At a provincial level, two media event opportunities were coordinated through the Canadian Cancer Society. Rick Perciante, Acting CEO, Canadian Cancer Society, Ontario Division and The Honourable Margarett Best, Minister of Health Promotion, launched the 2010 Challenge by video. Other events to launch the 2010 Driven to Quit Challenge were held in collaboration between local Canadian Cancer Society Units, Smokers’ Helpline Regional Coordinators and public health units across the province.

The prize presentation and winners breakfast for the 2010 Driven to Quit Challenge celebrated and highlighted the success of the eleven winners and the support they were given.

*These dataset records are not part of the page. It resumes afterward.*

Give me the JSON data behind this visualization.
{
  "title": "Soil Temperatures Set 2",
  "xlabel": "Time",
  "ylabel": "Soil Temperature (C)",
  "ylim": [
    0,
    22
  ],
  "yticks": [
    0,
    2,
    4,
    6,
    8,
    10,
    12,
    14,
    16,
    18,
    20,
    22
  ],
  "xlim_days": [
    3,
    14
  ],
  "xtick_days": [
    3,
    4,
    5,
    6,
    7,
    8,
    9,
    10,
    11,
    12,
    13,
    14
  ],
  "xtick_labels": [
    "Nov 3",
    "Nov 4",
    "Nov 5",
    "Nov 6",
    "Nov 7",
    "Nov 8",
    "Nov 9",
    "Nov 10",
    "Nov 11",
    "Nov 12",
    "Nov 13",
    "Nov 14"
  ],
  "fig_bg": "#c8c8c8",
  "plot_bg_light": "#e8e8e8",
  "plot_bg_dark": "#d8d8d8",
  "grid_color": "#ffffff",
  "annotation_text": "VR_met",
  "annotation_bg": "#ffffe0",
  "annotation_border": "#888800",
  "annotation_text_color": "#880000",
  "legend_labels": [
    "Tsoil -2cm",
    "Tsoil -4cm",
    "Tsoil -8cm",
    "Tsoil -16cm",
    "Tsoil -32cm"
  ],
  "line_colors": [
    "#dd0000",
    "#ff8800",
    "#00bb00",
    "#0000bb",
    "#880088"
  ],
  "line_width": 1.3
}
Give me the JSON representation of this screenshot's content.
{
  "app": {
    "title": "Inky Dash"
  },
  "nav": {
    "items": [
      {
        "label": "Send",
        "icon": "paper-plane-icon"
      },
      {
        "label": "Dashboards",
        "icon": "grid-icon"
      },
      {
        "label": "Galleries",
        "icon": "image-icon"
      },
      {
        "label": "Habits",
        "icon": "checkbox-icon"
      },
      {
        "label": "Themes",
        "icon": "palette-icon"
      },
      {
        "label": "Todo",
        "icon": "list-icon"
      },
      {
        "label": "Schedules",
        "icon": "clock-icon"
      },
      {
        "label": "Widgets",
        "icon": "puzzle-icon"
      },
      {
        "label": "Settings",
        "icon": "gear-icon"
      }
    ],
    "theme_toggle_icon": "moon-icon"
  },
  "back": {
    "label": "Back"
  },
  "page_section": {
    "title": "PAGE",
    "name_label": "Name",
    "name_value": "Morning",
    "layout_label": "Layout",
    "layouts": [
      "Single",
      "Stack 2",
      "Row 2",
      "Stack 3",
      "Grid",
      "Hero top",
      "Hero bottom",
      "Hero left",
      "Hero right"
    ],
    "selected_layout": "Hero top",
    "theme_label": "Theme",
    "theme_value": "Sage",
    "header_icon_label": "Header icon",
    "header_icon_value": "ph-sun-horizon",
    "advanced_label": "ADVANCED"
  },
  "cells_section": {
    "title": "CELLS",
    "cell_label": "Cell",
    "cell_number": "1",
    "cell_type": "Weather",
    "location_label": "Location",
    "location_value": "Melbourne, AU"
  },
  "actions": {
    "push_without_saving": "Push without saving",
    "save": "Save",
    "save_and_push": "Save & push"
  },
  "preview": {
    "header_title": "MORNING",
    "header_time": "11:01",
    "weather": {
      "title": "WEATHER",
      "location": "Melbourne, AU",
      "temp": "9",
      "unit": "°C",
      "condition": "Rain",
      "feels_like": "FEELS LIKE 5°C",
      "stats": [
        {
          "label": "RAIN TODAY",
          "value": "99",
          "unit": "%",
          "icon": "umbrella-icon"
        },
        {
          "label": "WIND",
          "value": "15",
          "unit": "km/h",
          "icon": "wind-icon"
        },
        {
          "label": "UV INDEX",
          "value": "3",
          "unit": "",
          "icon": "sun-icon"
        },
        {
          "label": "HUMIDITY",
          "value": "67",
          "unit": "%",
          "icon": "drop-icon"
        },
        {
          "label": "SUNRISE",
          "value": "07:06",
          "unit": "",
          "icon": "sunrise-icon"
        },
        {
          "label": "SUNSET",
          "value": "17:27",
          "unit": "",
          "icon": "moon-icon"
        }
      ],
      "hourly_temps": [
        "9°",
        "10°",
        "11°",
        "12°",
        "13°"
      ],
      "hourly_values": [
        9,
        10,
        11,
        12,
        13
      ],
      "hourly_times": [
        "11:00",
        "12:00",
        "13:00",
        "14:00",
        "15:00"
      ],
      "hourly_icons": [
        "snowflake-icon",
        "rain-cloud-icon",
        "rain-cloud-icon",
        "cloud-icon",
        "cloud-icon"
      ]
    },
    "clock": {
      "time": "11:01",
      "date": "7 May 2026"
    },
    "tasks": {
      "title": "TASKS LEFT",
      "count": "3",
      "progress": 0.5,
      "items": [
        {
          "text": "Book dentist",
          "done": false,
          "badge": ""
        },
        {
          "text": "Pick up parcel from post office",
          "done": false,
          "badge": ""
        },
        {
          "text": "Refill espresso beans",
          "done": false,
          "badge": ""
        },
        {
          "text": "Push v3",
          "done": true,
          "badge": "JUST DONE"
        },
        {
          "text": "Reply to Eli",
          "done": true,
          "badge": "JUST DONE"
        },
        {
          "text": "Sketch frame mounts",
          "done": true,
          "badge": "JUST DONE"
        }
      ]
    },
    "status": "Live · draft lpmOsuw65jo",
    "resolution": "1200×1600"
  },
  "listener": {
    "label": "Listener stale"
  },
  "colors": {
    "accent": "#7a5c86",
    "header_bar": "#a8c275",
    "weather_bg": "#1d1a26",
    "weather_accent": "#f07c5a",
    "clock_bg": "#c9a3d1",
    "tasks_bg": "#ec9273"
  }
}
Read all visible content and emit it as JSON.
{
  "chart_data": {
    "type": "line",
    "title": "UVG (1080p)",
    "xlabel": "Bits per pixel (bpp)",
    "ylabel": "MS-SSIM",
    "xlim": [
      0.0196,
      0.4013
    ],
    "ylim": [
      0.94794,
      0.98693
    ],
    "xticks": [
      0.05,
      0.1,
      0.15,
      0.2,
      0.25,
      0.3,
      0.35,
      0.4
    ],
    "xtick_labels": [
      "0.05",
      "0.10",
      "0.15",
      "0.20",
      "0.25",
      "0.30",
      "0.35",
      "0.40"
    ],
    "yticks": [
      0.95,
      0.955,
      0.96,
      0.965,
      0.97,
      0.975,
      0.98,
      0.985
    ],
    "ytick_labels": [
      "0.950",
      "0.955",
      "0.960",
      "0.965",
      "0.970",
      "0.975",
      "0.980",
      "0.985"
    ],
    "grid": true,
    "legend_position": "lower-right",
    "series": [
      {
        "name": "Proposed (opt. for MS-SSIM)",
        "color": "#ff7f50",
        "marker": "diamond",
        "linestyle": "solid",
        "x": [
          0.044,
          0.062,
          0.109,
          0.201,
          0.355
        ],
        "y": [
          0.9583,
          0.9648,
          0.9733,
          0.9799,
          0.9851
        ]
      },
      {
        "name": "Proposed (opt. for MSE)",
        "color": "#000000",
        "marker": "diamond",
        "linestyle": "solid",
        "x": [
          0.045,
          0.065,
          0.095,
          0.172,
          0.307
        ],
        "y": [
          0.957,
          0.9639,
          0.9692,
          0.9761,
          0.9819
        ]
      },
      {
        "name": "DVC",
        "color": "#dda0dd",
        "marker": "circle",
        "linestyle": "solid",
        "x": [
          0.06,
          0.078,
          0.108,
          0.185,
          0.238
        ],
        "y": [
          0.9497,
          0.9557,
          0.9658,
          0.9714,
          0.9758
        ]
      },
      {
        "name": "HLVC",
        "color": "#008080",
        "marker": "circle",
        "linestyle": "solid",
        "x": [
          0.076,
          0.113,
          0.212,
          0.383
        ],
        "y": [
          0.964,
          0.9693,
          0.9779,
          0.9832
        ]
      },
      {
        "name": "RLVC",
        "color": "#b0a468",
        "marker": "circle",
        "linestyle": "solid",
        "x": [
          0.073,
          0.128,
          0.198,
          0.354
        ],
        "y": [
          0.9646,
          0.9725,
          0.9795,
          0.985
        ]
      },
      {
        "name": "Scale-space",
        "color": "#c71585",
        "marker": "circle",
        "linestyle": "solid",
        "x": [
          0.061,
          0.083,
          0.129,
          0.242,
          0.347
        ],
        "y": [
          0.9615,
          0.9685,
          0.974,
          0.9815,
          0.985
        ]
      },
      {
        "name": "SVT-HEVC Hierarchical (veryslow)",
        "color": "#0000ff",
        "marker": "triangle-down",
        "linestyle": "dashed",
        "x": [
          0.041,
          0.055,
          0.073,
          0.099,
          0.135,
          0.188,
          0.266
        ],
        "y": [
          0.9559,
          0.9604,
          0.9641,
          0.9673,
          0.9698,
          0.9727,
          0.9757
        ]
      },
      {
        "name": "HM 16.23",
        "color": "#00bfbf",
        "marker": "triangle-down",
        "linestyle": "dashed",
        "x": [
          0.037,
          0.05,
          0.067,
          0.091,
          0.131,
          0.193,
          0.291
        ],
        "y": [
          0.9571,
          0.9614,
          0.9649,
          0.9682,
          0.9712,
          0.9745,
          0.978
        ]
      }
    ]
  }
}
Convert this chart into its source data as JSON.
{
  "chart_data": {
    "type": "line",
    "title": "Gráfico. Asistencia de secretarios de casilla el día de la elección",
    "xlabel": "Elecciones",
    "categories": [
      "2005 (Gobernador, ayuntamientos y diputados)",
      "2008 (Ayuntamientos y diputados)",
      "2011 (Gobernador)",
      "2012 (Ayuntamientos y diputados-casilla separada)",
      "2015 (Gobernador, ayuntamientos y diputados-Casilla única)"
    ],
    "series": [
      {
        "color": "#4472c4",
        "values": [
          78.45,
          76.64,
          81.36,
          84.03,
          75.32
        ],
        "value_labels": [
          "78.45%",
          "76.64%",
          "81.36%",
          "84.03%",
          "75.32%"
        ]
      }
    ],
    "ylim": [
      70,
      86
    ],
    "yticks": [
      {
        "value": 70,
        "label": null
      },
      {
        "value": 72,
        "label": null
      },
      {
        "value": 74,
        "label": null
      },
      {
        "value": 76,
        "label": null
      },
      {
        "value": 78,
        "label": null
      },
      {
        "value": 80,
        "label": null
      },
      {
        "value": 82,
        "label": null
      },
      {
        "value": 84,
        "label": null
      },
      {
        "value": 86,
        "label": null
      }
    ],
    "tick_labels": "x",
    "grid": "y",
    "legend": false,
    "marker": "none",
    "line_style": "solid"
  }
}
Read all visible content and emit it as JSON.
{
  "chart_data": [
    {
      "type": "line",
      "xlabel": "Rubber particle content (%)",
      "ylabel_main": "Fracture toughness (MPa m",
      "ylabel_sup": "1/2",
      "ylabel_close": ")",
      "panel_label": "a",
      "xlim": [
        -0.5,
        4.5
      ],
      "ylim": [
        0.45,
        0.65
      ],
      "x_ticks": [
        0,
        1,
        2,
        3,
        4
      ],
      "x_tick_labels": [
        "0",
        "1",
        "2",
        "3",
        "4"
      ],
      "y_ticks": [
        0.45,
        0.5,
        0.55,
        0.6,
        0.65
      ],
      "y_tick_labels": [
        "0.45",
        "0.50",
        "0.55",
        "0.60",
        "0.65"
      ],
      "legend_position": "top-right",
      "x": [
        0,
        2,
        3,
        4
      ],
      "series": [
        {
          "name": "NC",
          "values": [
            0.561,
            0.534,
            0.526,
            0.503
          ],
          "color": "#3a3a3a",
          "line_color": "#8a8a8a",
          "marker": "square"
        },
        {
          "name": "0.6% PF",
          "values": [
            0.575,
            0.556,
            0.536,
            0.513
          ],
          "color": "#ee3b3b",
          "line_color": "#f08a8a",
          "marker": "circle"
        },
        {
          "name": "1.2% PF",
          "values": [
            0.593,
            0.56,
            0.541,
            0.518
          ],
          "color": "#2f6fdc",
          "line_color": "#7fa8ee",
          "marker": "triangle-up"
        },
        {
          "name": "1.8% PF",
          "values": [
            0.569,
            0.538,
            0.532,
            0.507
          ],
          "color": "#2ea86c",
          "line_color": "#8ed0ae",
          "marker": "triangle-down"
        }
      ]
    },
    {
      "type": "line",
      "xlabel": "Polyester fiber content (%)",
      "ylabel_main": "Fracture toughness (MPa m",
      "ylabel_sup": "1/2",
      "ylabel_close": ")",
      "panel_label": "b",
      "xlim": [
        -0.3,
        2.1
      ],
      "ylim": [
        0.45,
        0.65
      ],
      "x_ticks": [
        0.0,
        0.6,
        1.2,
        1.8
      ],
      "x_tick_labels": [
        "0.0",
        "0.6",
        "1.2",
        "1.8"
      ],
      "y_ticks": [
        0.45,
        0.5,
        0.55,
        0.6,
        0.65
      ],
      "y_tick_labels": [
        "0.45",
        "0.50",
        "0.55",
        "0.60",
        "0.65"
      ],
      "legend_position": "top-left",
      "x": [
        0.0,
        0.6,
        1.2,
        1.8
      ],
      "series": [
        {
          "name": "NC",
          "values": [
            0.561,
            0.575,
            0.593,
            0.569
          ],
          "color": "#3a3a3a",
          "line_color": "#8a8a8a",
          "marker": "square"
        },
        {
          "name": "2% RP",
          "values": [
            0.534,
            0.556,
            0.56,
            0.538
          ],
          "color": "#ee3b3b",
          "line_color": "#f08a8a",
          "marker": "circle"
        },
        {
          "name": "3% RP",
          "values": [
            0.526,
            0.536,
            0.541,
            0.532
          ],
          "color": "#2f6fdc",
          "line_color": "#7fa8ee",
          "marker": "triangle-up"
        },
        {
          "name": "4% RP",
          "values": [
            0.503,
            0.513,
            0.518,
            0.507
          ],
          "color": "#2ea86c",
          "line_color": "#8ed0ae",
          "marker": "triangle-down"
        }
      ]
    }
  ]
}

Media were invited to all events.

VI Evaluation and lessons learned

A formal evaluation was developed and a questionnaire was completed by 800 Ontarians, both current and former tobacco users. A snap shot of the findings include:

  • More than one-half of individuals participating in the evaluation (55%) were aware of The Challenge.
  • The most frequently mentioned reason, by 52% of respondents, as to why respondents who are aware of The Challenge did not participate is because they were not ready to quit smoking.
  • One-third of respondents agreed that information they had heard about The Challenge had influenced their decision to quit.
  • Though awareness of The Challenge has remained consistent over time, reported enrollment has significantly increased.
  • Among those who successfully quit as a result of The Challenge, participation was highest in 2010.
  • Among tobacco users who had participated in The Challenge, the chance to win a prize was the top motivator in making a quit attempt, tied with desire to improve overall health.
  • 81% of tobacco users and 92% of respondents who successfully quit as a result of The Challenge indicate that they would recommend The Challenge to someone who wants to quit using tobacco.
  • Among those who had ever taken part in The Challenge, 87% of those who successfully quit indicated that The Challenge was important in encouraging them to try to quit.
  • Three in four tobacco users who participated in The Challenge (75%) indicated it was important in encouraging them to try to quit.
  • Television, newspaper and the radio are the most frequently reported ways that tobacco users heard about The Challenge.
  • 46% of tobacco users aware of The Challenge talked about it with their friends and family members.

The 2010 Challenge was a great success because of a range of factors, but two components are of particular note:

  • Integrating with partners was essential for the successful, province-wide promotion.
  • The robust promotion campaign included an integrated strategy based on events, social media, paid ads, earned media and unique initiatives.